また、海保巡視船「うらど」が台風避航のため台湾海峡に入った際、中国の「海警2307」が並走、海峡南部から北部まで行動を監視した。台湾の接続水域・領海には侵入していない。中国は、6月6〜10日に台湾東方で「海事法執行」任務を実施し、通過する商船に対し航行情報の提出を要求するなど、管轄権を主張していた。中国は2024年以降、台湾東方海域、台湾の離島周辺での定期的な巡回を継続している。
中国は台湾周辺海域を自国の管轄水域として扱う試みを段階的に拡大しており、今回の台風を理由とした交通管制は、外国船舶が中国の指示に従うかどうかの「反応テスト」だと考えられる。

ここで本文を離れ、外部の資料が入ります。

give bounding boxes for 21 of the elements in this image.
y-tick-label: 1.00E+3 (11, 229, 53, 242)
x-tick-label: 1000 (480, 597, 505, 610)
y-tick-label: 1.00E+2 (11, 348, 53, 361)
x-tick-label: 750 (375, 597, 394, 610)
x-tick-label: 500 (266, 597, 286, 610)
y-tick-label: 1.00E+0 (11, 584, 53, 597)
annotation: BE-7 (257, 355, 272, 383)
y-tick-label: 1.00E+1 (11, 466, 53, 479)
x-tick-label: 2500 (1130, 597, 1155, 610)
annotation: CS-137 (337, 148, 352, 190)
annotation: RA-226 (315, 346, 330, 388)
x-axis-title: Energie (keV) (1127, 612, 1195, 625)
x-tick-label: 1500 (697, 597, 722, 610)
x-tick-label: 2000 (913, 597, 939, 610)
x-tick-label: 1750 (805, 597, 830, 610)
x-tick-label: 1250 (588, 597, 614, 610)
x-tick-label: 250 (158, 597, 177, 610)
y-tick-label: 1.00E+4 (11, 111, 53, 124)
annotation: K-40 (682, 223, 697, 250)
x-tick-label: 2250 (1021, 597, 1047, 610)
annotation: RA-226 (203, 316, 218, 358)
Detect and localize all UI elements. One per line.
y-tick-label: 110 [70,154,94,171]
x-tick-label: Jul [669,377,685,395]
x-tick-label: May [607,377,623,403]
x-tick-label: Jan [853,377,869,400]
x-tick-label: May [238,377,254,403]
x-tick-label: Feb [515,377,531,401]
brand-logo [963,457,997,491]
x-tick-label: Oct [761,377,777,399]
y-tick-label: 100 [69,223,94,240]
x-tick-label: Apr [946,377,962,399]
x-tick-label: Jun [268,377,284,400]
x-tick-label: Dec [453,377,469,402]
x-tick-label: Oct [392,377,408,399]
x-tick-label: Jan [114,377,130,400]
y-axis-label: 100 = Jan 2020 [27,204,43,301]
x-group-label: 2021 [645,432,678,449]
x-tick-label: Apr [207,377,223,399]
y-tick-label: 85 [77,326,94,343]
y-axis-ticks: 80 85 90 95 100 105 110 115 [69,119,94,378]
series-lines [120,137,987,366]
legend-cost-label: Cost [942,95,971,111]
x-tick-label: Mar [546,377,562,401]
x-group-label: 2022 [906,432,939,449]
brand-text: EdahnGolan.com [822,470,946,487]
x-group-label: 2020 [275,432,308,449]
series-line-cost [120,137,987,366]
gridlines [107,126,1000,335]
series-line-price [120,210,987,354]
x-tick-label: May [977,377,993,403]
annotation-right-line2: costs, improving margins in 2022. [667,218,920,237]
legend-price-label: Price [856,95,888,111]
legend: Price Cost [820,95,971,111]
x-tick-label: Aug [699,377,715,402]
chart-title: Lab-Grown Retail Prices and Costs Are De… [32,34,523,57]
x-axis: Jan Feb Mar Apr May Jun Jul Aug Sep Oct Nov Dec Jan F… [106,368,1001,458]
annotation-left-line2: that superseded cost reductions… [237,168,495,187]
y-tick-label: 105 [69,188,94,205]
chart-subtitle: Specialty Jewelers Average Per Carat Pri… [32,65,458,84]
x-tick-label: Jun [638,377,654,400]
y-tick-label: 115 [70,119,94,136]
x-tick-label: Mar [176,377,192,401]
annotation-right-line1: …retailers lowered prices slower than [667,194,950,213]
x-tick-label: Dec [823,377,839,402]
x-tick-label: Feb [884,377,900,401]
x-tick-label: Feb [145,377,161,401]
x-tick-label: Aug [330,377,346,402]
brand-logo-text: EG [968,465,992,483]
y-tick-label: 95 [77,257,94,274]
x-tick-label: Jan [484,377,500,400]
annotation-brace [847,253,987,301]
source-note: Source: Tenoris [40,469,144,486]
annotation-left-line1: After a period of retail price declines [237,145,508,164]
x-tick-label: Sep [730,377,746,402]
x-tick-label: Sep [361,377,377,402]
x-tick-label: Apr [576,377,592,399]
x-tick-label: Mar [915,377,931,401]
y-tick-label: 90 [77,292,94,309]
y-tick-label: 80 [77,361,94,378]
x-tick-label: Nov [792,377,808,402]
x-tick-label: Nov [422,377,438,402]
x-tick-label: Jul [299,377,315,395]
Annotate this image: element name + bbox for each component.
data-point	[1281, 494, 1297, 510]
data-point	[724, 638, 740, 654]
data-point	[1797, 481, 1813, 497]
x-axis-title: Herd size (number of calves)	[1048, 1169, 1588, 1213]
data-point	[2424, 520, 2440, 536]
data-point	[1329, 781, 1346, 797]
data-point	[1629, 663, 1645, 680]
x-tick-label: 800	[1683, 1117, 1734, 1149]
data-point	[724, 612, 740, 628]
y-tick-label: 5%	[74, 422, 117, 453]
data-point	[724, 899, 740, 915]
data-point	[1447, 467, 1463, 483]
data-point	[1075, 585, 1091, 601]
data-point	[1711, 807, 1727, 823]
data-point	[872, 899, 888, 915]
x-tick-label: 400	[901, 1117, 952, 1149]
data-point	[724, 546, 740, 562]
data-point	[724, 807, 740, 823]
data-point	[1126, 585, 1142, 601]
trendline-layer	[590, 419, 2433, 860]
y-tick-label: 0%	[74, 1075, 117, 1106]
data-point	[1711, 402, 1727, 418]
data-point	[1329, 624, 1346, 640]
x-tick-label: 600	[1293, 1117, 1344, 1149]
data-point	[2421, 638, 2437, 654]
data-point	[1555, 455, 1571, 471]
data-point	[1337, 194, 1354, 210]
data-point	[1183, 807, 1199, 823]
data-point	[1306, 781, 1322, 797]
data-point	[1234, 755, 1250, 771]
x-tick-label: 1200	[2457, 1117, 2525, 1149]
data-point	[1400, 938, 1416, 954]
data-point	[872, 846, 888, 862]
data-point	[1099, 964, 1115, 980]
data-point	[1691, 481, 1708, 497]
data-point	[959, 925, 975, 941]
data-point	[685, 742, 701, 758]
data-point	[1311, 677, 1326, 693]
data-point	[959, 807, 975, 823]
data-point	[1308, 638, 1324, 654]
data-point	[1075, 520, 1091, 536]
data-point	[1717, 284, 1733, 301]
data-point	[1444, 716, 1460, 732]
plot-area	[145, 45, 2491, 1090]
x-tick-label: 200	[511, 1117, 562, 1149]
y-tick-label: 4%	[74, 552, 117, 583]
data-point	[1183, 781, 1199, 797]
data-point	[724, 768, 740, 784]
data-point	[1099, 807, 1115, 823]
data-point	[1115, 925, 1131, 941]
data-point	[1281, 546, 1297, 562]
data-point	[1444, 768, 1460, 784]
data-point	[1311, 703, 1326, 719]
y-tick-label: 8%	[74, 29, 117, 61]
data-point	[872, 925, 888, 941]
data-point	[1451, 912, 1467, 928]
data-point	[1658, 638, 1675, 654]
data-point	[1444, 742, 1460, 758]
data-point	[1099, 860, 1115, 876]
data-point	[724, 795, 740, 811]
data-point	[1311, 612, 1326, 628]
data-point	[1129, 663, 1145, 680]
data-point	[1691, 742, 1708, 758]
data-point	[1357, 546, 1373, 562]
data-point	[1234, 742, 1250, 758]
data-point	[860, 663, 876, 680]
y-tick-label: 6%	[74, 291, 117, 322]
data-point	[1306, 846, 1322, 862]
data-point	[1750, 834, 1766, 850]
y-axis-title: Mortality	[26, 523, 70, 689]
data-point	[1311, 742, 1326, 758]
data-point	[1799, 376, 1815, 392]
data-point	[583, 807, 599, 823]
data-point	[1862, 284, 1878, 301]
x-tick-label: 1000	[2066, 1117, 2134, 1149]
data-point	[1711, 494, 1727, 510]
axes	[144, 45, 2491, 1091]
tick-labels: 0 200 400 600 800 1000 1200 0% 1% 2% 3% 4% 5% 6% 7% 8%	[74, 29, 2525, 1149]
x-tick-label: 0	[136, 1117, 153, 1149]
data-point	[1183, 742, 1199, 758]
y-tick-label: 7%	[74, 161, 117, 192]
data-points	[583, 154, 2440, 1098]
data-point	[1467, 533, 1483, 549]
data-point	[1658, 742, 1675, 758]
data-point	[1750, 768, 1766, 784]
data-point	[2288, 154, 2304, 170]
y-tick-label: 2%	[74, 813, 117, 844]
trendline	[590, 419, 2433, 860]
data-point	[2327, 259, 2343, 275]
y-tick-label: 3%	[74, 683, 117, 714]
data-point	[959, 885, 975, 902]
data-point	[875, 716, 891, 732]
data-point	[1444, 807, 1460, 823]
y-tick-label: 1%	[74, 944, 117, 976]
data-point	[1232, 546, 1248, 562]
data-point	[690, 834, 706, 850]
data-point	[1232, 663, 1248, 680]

加えて、中国は台湾東方EEZにおいて、8月12日、中・インドネシア海軍演習(中国フリゲート「紅河」とインドネシア海軍フリゲート「I Gusti Ngurah Rai」参加)を実施したが、内容は通信・連携の確認であり、戦闘訓練は含まれなかった。中国の国防部や『環球時報』は、「台湾東方EEZで外国海軍と初めて演習した、台湾東方EEZは中国の主権・管轄権の及ぶ海域である」と主張した。一方、台湾側は、中国の主張は「虚偽の印象を作り出す政治的操作」だとし、インドネシア海軍も「ウラジオストクでのロシアとの演習の帰路で、通過国と通常の演習を行っただけ」としている。
中国は、台湾周辺海域を自国の管轄権内として扱う既成事実化を段階的に拡大しており、日本の巡視船への監視行動は、台湾海峡での中国の行動拡大を示す重要な兆候。また、インドネシア演習の政治的利用は、第三国の通常行動を中国が主権主張に転用する典型例といえる。